Bitterness. That’s it. Now that bitterness was not an American, IBU, hoppy assault, but rather the far more predictable (and enjoyable) herbal-based explosion that makes sense and is in keeping with all expectations. When one finds out that quinine is part of the brewing process (makes sense given the name, right?), everything falls into its rightful place. As a gin drinker I can appreciate so much more about what’s going on in the beer knowing that. Cardamon adds to the mix in the same way, and quince juice adds … frankly, I have no idea what!
Pour is a mid-amber, lightly cloudy affair with a nice, light, fluffy persistent head that has good retention. Immediately the intention of the beer is clear, with large herbal notes of rosemary and thyme, and some other juniper-based flavors and aromas.
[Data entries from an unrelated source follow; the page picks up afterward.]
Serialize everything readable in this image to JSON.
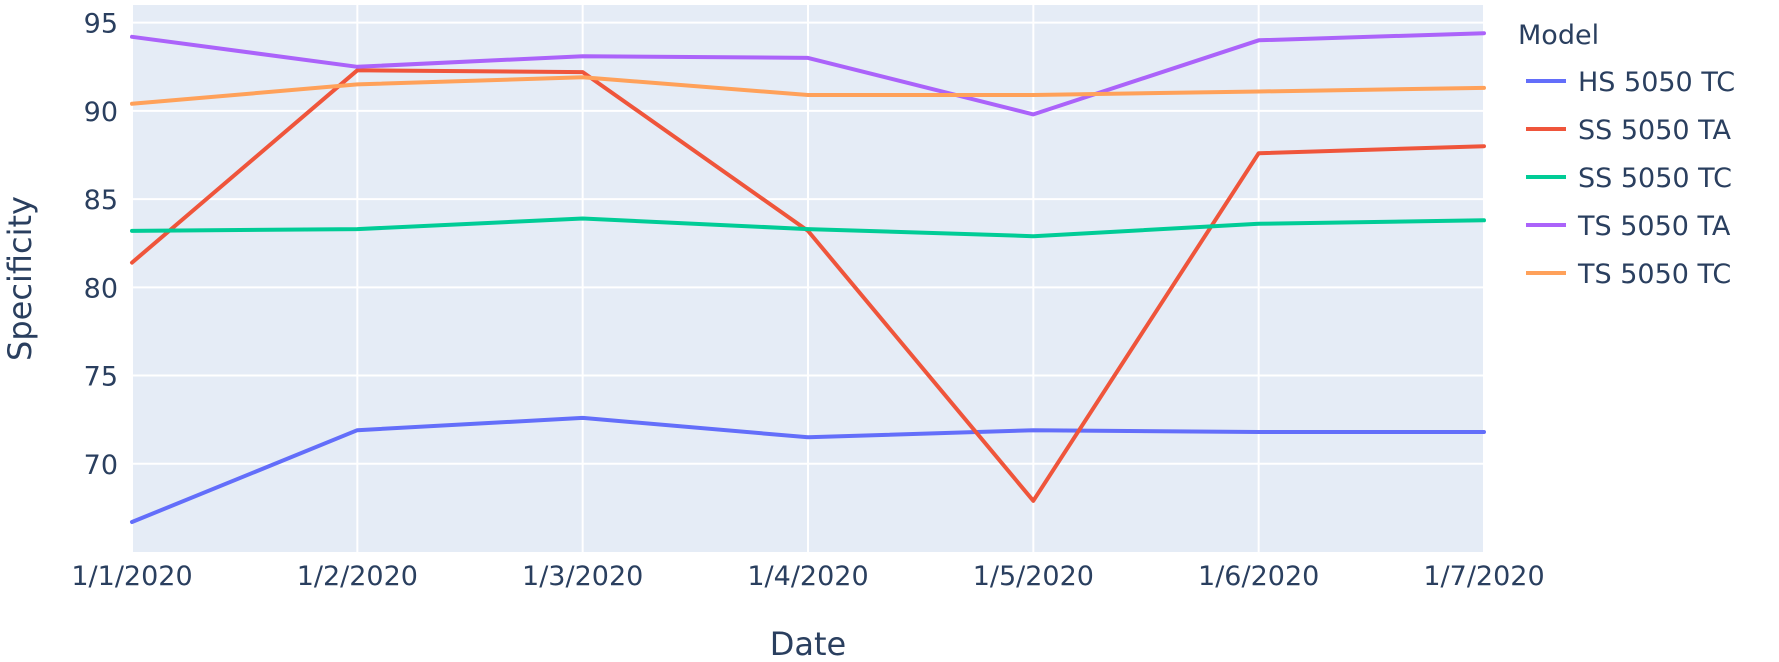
{
  "chart_data": {
    "type": "line",
    "x": [
      "1/1/2020",
      "1/2/2020",
      "1/3/2020",
      "1/4/2020",
      "1/5/2020",
      "1/6/2020",
      "1/7/2020"
    ],
    "xlabel": "Date",
    "ylabel": "Specificity",
    "ylim": [
      65,
      96
    ],
    "yticks": [
      70,
      75,
      80,
      85,
      90,
      95
    ],
    "grid": true,
    "legend": {
      "title": "Model",
      "placement": "right"
    },
    "series": [
      {
        "name": "HS 5050 TC",
        "color": "#636efa",
        "values": [
          66.7,
          71.9,
          72.6,
          71.5,
          71.9,
          71.8,
          71.8
        ]
      },
      {
        "name": "SS 5050 TA",
        "color": "#ef553b",
        "values": [
          81.4,
          92.3,
          92.2,
          83.2,
          67.9,
          87.6,
          88.0
        ]
      },
      {
        "name": "SS 5050 TC",
        "color": "#00cc96",
        "values": [
          83.2,
          83.3,
          83.9,
          83.3,
          82.9,
          83.6,
          83.8
        ]
      },
      {
        "name": "TS 5050 TA",
        "color": "#ab63fa",
        "values": [
          94.2,
          92.5,
          93.1,
          93.0,
          89.8,
          94.0,
          94.4
        ]
      },
      {
        "name": "TS 5050 TC",
        "color": "#ffa15a",
        "values": [
          90.4,
          91.5,
          91.9,
          90.9,
          90.9,
          91.1,
          91.3
        ]
      }
    ]
  }
}
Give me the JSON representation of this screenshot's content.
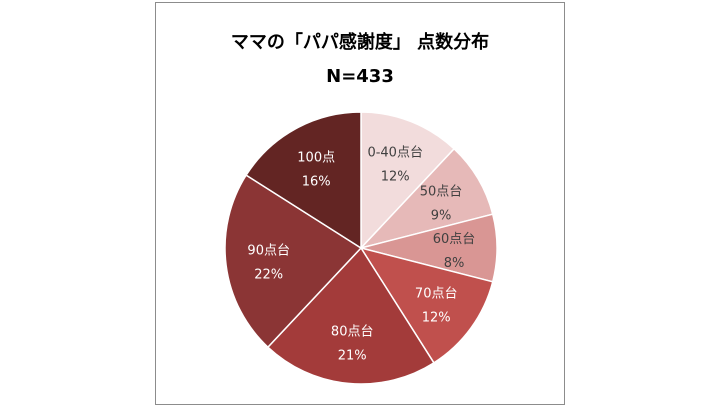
{
  "chart_data": {
    "type": "pie",
    "title": "ママの「パパ感謝度」 点数分布",
    "subtitle": "N=433",
    "categories": [
      "0-40点台",
      "50点台",
      "60点台",
      "70点台",
      "80点台",
      "90点台",
      "100点"
    ],
    "values": [
      12,
      9,
      8,
      12,
      21,
      22,
      16
    ],
    "value_labels": [
      "12%",
      "9%",
      "8%",
      "12%",
      "21%",
      "22%",
      "16%"
    ],
    "colors": [
      "#f2dcdc",
      "#e6b9b8",
      "#d99694",
      "#c0504d",
      "#a33b3a",
      "#8b3535",
      "#632523"
    ],
    "label_colors": [
      "#404040",
      "#404040",
      "#404040",
      "#ffffff",
      "#ffffff",
      "#ffffff",
      "#ffffff"
    ],
    "legend": "none"
  }
}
Some report some pear-like tastes here, but I don’t get those, and the beer stays firmly away from sweet for me, and largely in the bitter, metallic and herb-like areas.
Of course, it drinks beautifully, with a really lively mouthfeel, plenty of carbonation, and the ability to dance on the palate, even if it is with a pair of fairly robust, hobnail boots!
Not a beer for the inexperienced, but for those that know and love Fantôme this will continue to please.